He's a Ping-Pong Wizard

To Winthrop House residents who pick up packages and get busted for loud parties, security officer Enoch Kyerematen is known
By Maria S. Pedroza

To Winthrop House residents who pick up packages and get busted for loud parties, security officer Enoch Kyerematen is known for providing superior service in a mostly sedentary job. In his youth, however, he earned considerable fame in his native Ghana due to his ability in the fast-paced game of table tennis, a game he still enjoys—and can dominate.

Kyerematen is the top-seeded player on the 2002 championship Winthrop intramural ping-pong team. Joseph E. Cousin ’02, the Winthrop team captain, attributes the team’s victory to Kyerematen’s solid playing and leadership. “Enoch is a demi-god. He is our spiritual leader,” Cousin says. “I’m only the captain. Enoch’s the force.”

Winthrop House tutor Douglas K. Edwards says playing Kyerematen was physically challenging, but even more taxing mentally. “He has a very wisdom-of-the-ages air about him, so playing him is like getting your butt kicked by the Buddha,” Edwards says.

Kyerematen regularly plays Kyna G. Fong ’03, captain of Harvard’s club table tennis team, and usually loses. Fong says Kyerematen’s playing style is “old-school, but effective” and calls Enoch’s challenges “quality competition.” But she does say that she’s never very nervous that she might lose to the elder statesman of the sport.

In 1958 she might not have been as confident. That year Kyerematen was crowned the Ashanti regional champion, a title he held until 1960, when he earned a berth on Ghana’s national table tennis squad—only 10 years after first picking up a paddle in 1950 at age 13. He says his talent for the sport developed further in high school, where he always carried a ping-pong ball tucked into his shirt in case he happened on a game.

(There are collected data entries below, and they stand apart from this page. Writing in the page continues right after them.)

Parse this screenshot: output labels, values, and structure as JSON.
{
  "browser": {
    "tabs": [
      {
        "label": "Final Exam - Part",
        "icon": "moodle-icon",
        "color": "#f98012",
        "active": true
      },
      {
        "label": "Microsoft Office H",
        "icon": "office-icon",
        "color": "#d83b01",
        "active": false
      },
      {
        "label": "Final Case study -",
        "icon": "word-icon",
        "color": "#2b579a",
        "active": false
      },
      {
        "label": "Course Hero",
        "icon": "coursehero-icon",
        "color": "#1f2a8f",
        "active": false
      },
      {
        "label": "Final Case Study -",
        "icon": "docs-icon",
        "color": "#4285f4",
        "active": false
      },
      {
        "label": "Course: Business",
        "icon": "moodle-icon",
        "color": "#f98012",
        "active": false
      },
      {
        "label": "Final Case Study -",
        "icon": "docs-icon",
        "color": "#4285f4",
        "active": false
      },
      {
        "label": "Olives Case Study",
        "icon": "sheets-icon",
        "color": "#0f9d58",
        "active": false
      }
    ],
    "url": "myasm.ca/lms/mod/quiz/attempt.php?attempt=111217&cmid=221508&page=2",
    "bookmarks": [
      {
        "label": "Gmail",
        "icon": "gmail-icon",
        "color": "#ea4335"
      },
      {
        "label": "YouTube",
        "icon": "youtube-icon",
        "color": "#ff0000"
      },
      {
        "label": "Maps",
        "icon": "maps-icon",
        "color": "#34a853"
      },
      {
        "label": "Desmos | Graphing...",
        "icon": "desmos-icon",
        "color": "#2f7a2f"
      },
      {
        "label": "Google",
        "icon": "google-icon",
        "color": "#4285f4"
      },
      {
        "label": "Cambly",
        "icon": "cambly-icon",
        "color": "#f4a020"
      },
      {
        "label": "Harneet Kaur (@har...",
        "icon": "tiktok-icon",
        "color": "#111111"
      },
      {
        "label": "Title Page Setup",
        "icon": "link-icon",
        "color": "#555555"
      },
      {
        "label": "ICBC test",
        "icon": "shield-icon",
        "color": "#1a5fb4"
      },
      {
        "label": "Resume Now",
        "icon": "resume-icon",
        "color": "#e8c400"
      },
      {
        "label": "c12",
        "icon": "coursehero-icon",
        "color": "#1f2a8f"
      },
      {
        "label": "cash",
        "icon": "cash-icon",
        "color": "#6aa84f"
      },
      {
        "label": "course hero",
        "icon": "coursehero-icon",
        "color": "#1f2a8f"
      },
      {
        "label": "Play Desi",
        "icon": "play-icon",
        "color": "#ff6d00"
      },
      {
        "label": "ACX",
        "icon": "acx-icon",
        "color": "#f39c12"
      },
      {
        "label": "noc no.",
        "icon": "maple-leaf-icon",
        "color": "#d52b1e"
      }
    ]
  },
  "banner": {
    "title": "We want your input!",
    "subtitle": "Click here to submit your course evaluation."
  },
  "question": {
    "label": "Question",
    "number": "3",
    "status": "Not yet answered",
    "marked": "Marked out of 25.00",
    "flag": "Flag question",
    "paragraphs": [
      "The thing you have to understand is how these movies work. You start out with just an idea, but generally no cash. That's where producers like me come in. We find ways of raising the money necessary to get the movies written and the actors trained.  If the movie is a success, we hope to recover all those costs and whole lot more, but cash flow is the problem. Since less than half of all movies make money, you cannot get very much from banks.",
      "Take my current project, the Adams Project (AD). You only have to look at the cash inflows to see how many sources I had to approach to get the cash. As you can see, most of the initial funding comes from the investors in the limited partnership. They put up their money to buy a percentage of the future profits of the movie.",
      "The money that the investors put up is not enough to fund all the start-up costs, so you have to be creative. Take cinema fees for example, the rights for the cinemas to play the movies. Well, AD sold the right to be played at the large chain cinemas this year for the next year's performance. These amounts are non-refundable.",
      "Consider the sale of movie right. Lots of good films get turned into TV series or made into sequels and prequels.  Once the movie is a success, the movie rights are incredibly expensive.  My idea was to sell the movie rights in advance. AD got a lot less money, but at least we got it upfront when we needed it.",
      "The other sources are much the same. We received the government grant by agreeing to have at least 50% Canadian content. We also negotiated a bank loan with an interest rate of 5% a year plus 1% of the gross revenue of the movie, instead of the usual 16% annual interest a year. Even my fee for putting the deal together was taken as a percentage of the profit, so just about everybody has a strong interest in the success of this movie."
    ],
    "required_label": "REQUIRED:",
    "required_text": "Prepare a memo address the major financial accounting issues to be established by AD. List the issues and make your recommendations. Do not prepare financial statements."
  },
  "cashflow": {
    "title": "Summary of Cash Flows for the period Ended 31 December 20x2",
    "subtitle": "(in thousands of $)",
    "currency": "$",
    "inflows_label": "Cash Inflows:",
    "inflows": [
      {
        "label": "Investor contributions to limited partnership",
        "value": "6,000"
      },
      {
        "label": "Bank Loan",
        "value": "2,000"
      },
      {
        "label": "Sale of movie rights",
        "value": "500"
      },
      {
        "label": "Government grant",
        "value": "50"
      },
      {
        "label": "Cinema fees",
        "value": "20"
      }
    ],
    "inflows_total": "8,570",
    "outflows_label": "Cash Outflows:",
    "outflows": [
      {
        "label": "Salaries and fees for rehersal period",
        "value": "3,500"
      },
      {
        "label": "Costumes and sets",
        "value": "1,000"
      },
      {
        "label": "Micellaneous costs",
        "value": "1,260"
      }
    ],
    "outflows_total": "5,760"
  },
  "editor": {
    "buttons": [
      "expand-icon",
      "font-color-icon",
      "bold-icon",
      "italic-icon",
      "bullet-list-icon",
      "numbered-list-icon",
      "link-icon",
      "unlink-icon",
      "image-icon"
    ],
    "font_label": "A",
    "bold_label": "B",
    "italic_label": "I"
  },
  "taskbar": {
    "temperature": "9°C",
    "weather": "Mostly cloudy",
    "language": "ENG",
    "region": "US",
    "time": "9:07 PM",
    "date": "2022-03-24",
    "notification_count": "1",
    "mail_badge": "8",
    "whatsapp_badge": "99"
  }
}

After only one year on the national team, Kyerematen put down his paddle to serve as chair of the Table Tennis Association of Ghana, with the goal of “spreading the sport to places where people don’t know it.” He mobilized efforts to spread the game to less-populated regions and recruited players for leagues throughout Ghana.

Kyerematen, who moved to the United States in 1991 and has worked at Harvard for three years, plays only recreationally now and takes pleasure in surprising unsuspecting opponents with his skill. “When they see me, they see an older man. But once I start to play they say, ‘He plays!’” Kyerematen exclaims. “When you play the young ones, you feel good.”

Table tennis enthusiast David B. Adelman ’04 met the Ghanaian champ after seeing him in action at the Malkin Athletic Center (MAC). At first, Adelman says, he thought the stocky older gentleman was just watching the action, but he soon realized “that guy is amazing!” Kyerematen says he likes to surprise unknowing observers at the MAC who see only “an older guy with a belly” and underestimate his sprightliness. He thanks ping-pong for keeping him young and wishes to play as long as he can. And he’ll keep looking for a challenge. “I know there’s better [players],” he says. “I just have to find them.”